Consequently, the aforesaid circumstances are only an illustrative list and several other situations can be established by an insider to prove his innocence.

Innocent recipient of UPSI and cannot be said to have committed violative insider trading

The legislative note to Regulation 4 states that, when an insider trades while in possession of UPSI, he is alleged to have been motivated by the knowledge and awareness of UPSI. Nevertheless, the insider has an opportunity to prove his innocence.

SEBI disposed of insider trading charges against Kotak Mahindra Life Insurance Company (Kotak) in the matter of selective disclosure of unpublished price sensitive information by Manappuram Finance Ltd (MFL). In the present case, Kotak received a research report by Ambit Capital Private Ltd (Ambit) which provided their analysis of MFL after analysts of Ambit had a meeting with the management of MFL. The title of the report “takeaway from meeting with management”. The recommendations of MFL’s stock in the Research Report was “Under Review” from its earlier recommendation of “Buy”. Kotak sold shares of MFL subsequent to the receipt of the research report.

Kotak contented that it is an innocent recipient of UPSI and cannot be said to have committed violative insider trading, since the UPSI that it came to possess, did not motivate the decision to trade. It also stated that it is not correct to allege that the recipient of the Research Report could reasonably be said to have been aware that it contained UPSI, merely because the report referred to the meeting with the management of MFL.

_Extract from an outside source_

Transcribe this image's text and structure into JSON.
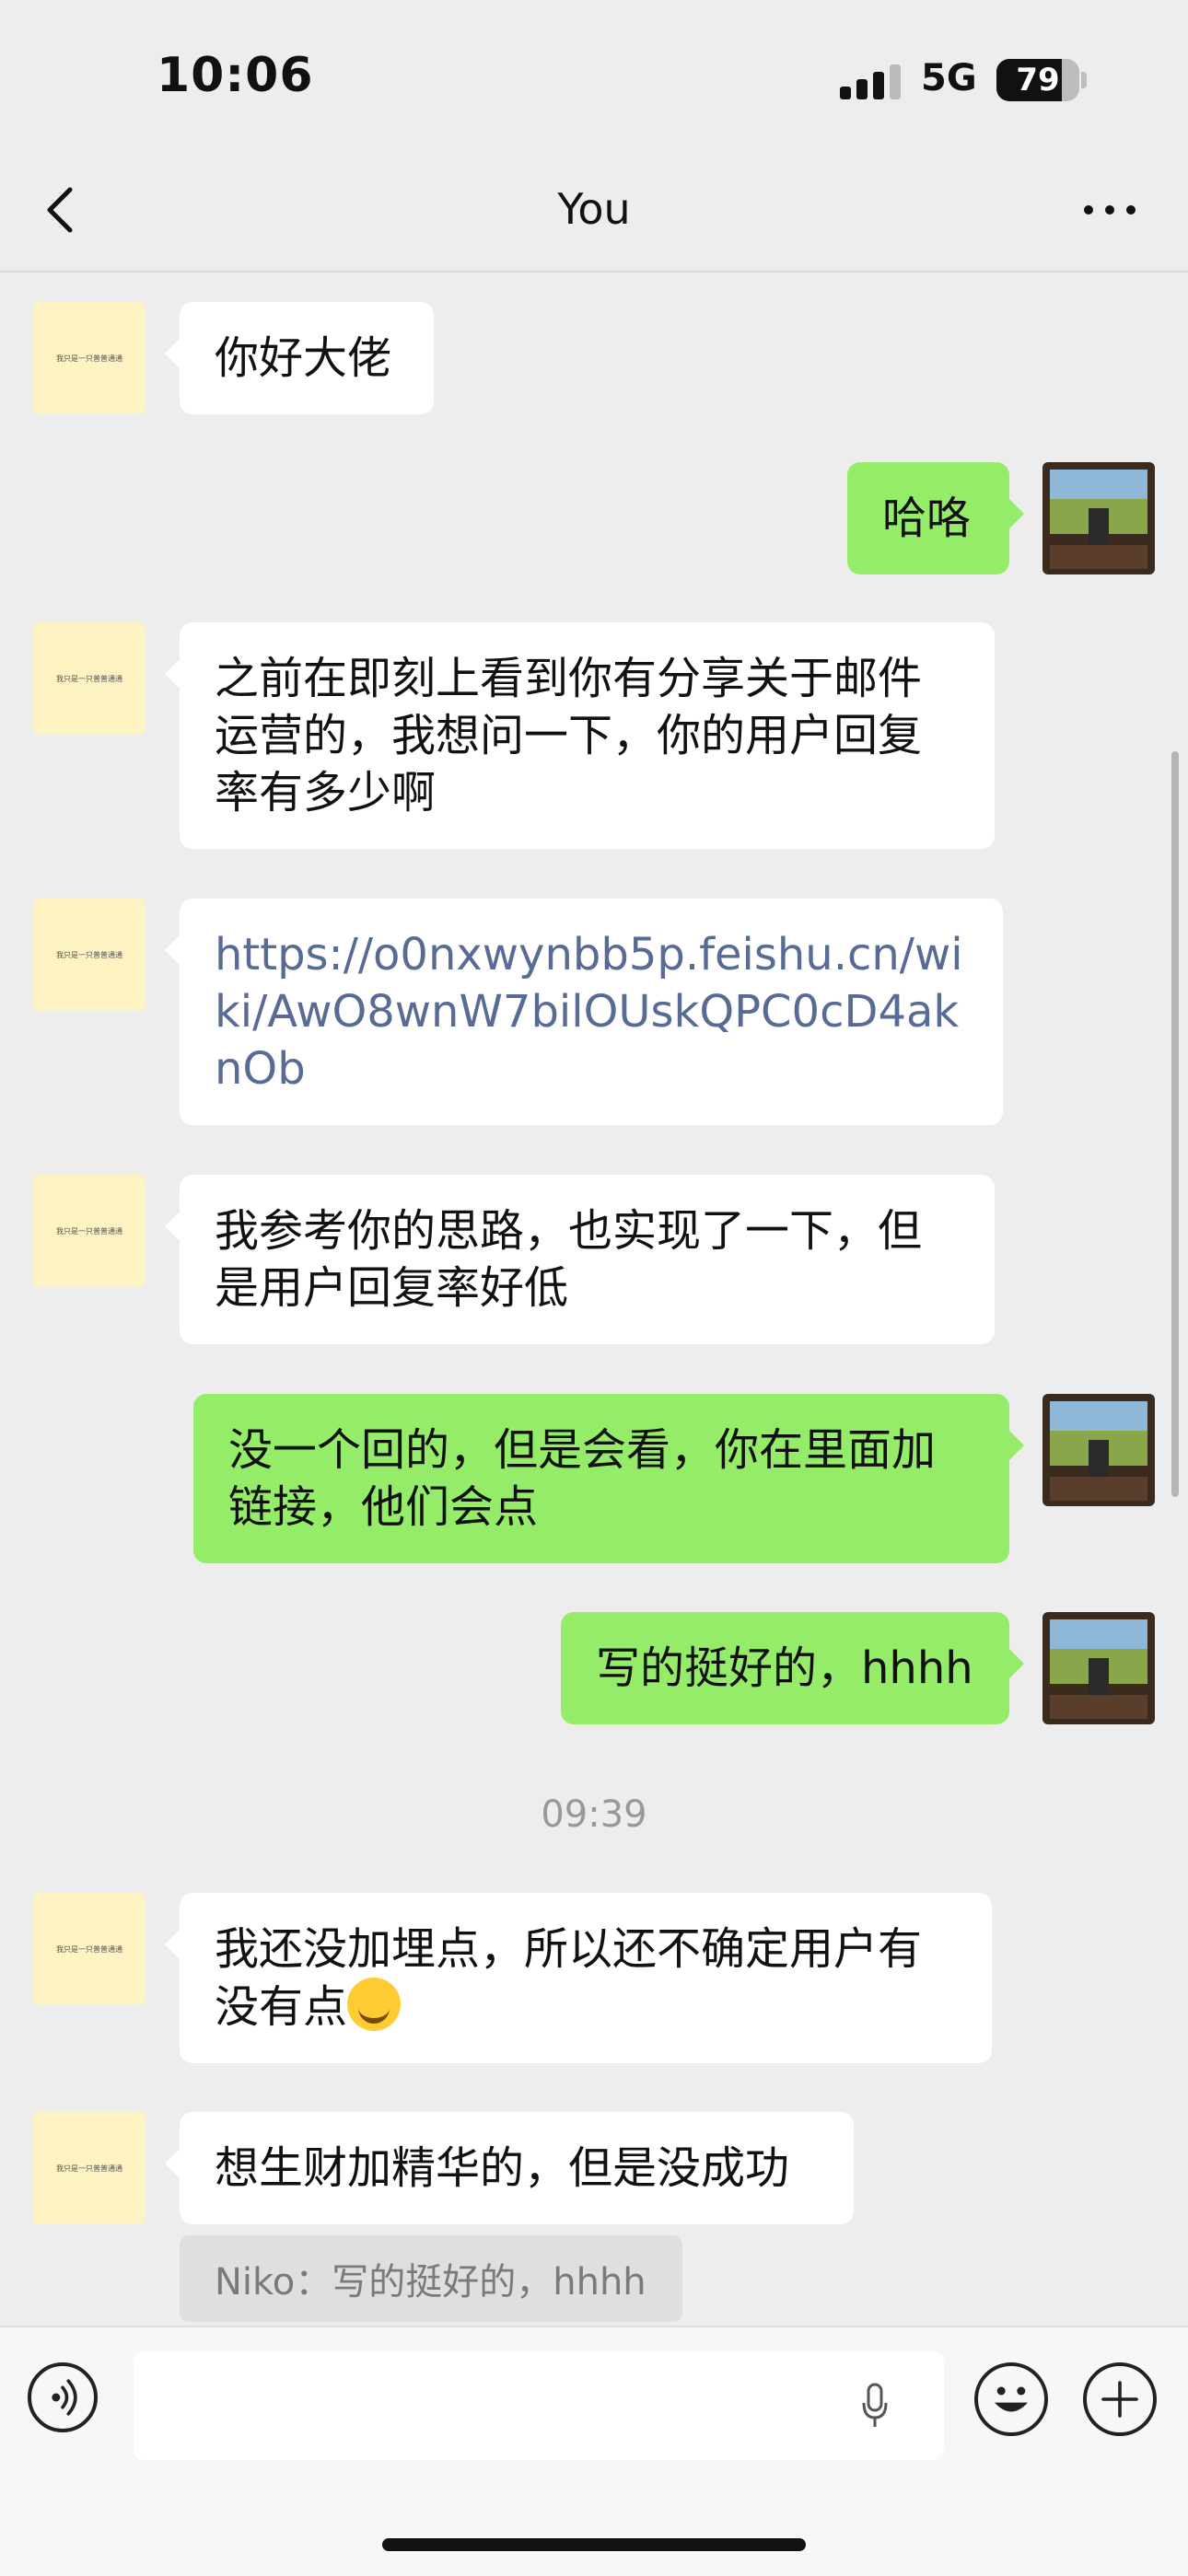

The Adjudicating Officer of SEBI accepting the contentions of Kotak held that, “Meeting between analysts and management of listed companies is not unusual practice in the industry before preparation of research reports. It is primarily a company’s management duty to not divulge any unpublished price sensitive information during such meetings and legal obligation on research analyst not to publish research reports based on any unpublished price sensitive information. In this connection, I am inclined to accept submissions of Noticee pleading that, it did not occur to them to suspect the research report as containing UPSI.”

On-market trades, admittedly between two or more promoters of a listed company, having equal symmetry of access to information does not constitute violation of insider trading regulations

In the matter of Emami Limited, the main contention of the petitioners was that since the list of defences set out in the proviso to Regulation 4(1) of the PIT Regulations is illustrative, the impugned trades between promoters were such that none of them received any undue advantage or suffered losses as there was no asymmetry of availability of information among concerned parties and therefore is not violative of Regulation 4(1) of the PIT Regulations.

SEBI accepting the contention stated “that it is fairly agreeable that the list of defenses envisaged under regulation 4(1) of PIT Regulations, 2015 is not exhaustive and the Notices cannot be precluded from bringing on any other defenses that are not listed under regulation 4(1). Although the transfers have been effected on market, it is pertinent to note that it is not the allegation that there was any asymmetry of availability of information among the Notices. Therefore, I am of the view that, in the facts and circumstances, the Notices had made a conscious and informed trade decision as the same was pre-arranged. Therefore, the Notices have not violated the provisions of regulation 4(1) of PIT 2015 read with Section 12A(d) of the SEBI Act, 1992”.


The Amendments to insider trading regulations have brought clarity to several ambiguous concepts in the PIT regulations, 2015. As a result of these amendments, an effective system encouraging a transparent and regulated framework dealing with sharing and handling UPSI has been created. The adequacy of defences against insider trading and whether any legitimate and genuine transactions were getting enclosed within the guise of insider trading have been deliberated in great detail in light of these amendments.